Memang berbeda dengan Kirana, Lukas bukan sosok seperti rokok yang sering diinginkan Banyu sewaktu-waktu, walaupun sebenarnya tidak perlu. Ia juga bukan seperti kopi yang tidak baik untuk kesehatan, meskipun tetap dimasukkan ke dalam badan.

Bersama Kirana, Banyu sekedar bertukar keluh, tanpa solusi penuh. Dengan Lukas segala yang rikuh ditukar nasihat teduh. Atau setidaknya, dengan senyuman dan rangkulan hangat yang cukup meruntuhkan kisruh.

Lukas jelas lebih pantas.

Baru sepuluh hari, sejak Lukas pergi.

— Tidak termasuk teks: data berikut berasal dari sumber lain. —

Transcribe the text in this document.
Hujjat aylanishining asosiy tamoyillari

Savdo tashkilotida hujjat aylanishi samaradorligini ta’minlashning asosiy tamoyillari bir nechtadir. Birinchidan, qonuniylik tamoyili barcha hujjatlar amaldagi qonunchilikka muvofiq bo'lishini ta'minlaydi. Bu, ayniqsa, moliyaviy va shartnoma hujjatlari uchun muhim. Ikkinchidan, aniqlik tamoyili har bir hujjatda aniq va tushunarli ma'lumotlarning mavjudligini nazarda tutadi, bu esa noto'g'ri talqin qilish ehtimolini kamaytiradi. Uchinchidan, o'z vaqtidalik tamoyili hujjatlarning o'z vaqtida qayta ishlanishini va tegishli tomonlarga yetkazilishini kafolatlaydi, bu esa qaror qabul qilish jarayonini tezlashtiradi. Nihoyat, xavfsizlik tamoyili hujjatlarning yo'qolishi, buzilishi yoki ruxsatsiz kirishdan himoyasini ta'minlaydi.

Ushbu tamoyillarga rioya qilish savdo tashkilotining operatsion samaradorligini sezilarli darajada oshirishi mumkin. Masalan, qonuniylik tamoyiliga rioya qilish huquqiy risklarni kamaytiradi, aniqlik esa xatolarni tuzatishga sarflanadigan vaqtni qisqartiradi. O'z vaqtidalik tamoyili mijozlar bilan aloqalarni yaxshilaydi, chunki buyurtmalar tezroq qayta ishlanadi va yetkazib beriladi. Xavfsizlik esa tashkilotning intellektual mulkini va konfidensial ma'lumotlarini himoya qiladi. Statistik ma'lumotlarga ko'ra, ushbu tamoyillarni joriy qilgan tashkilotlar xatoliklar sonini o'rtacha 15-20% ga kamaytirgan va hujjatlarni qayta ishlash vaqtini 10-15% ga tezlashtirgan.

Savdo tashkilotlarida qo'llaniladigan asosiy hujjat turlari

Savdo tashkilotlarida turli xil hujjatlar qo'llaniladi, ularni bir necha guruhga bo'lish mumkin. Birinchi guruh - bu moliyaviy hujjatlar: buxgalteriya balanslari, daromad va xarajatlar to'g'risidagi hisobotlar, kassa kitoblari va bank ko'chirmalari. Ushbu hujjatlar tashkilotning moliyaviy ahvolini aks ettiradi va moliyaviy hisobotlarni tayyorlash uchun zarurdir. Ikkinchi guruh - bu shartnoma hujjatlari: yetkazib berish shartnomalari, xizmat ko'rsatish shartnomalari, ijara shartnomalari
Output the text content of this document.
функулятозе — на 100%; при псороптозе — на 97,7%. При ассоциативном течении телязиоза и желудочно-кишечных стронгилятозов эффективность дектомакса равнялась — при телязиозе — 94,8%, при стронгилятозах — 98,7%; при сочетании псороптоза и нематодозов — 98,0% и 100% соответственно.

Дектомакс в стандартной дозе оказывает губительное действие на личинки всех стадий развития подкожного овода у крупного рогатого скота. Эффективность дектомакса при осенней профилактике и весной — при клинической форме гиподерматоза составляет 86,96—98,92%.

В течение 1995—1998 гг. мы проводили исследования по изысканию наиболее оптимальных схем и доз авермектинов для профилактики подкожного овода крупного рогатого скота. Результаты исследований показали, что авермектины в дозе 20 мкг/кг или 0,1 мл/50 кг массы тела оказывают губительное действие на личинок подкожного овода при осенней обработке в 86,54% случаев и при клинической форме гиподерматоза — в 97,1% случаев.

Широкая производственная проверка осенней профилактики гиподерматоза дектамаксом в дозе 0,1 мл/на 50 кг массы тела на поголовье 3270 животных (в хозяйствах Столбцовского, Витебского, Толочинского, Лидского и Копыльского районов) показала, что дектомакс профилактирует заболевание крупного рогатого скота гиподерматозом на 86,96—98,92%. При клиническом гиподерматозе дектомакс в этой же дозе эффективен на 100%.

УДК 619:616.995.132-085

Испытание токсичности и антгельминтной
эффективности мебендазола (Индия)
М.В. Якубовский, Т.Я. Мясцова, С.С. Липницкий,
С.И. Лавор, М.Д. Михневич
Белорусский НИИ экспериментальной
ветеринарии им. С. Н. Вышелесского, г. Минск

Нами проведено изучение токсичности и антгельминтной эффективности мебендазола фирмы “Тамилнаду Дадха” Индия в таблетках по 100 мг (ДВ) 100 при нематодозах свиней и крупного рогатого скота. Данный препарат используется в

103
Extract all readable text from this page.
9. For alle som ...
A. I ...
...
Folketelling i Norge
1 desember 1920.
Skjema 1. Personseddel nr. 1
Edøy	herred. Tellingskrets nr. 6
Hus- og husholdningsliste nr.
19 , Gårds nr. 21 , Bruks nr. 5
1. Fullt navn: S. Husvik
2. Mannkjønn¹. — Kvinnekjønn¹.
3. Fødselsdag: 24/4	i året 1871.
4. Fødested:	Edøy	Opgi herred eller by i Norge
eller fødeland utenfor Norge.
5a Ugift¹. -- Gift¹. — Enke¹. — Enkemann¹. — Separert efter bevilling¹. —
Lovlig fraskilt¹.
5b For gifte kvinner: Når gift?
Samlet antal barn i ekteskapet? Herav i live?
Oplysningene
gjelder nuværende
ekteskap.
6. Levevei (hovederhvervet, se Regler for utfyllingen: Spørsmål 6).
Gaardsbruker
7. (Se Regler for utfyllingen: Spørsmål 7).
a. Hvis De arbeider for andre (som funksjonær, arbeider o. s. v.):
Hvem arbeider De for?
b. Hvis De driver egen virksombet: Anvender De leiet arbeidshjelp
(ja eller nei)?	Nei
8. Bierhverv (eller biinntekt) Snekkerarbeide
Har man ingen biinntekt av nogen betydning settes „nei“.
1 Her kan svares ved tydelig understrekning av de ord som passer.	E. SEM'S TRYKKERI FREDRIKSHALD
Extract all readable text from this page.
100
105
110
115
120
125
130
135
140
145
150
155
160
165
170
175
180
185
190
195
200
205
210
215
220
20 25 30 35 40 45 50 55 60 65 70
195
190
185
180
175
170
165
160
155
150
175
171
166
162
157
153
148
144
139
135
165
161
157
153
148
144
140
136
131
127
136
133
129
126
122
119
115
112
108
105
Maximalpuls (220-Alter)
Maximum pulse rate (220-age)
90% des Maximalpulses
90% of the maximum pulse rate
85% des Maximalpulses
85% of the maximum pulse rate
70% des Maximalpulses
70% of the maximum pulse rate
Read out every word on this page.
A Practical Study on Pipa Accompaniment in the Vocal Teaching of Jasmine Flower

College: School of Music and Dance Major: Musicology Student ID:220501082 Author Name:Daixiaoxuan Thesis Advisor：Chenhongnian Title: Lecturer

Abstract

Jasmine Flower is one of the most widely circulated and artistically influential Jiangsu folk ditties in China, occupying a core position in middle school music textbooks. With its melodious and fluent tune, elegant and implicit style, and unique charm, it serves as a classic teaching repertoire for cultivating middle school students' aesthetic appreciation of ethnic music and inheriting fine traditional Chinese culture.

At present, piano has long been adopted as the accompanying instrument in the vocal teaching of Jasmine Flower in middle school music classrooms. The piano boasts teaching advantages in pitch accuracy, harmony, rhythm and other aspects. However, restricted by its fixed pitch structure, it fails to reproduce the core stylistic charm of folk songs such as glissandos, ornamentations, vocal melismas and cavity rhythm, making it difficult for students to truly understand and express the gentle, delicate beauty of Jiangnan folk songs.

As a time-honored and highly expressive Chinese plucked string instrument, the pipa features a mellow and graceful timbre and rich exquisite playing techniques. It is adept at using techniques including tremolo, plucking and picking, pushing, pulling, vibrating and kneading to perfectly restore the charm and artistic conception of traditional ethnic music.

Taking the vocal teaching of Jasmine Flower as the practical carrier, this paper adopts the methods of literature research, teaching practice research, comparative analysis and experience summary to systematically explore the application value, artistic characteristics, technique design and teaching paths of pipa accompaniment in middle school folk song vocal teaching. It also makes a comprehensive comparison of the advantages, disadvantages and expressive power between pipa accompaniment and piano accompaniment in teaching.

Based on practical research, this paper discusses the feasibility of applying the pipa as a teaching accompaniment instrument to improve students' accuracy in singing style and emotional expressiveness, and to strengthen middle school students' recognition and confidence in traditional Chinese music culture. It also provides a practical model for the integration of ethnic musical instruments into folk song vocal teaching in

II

Kembali ke negeri kecilnya, yang berada di belahan dunia berbeda. Sepertinya dia baik-baik saja, walaupun menurut ceritanya, Lukas kerap menghitung mundur perbedaan zona waktu, sekedar untuk mereka-reka “sedang apa aku/mereka di sana?”

Jujur saja, diam-diam Banyu melakukan hal yang sama.

Ingin rasanya Banyu bilang, “Lukas, lekas pulang,” apa daya gengsi jadi penghalang. Dengan jarak yang menghadang, rindu ibarat luka yang meradang.

Terkekang.
Datang kembali saat untuk menunggu, untuk menyerah kepada waktu.